Y vuelve a surgir una amplia y creciente mayoría silenciosa, incómoda, frustrada y, gracias a las grandes torpezas económicas del Gobierno de Nicolás Maduro, cada día más molesta.

Hoy está clarísimo que la mayoría no está ni en el PSUV ni en la MUD, ni juntos ni separados. Pensar lo contrario, es engañarse. Ambos perdieron la confianza y seguridad de sus simpatizantes y amigos cercanos. El ciudadano les pide a ambos con insistencia obstinada que cambien, que modifiquen sus conductas políticas y económicas y se conecten con la necesidad y carencias del pueblo, pero los ciudadanos, todo eso que es de verdad el pueblo, son desoídos e ignorados. Mas grave aun, ni siquiera tomados en cuenta.

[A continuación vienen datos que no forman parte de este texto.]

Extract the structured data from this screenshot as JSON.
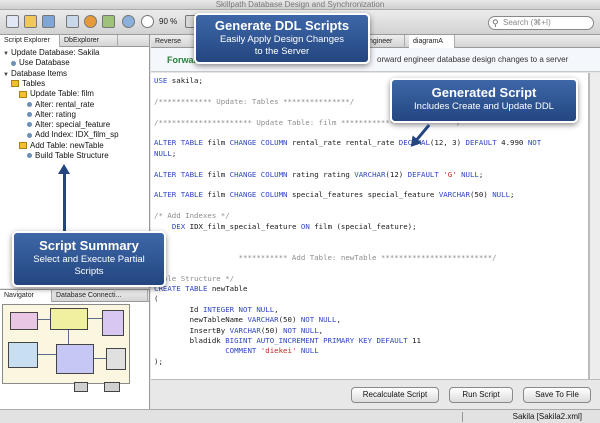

En un país polarizado y que insiste en votar, ellos –PSUV y MUD- tienen esa ventaja, hay que reconocerlo. Pero es una ventaja que podría tener patas cortas. Es hora de comenzar a explorar nuevas vías de participación ciudadana. Y aunque parezca inconveniente y los interesados de ambos bandos la rechacen, confiamos que en Venezuela se impondrá la mayoría como es la regla de oro en la democracia. Difícil tarea pero no imposible.

Sabemos que lo planteado es controversial y riesgoso pero Venezuela merece mejor, y ahora más que nunca, aquello que proclamaba Cipriano Castro: nuevos hombres (y mujeres, claro), nuevas ideas.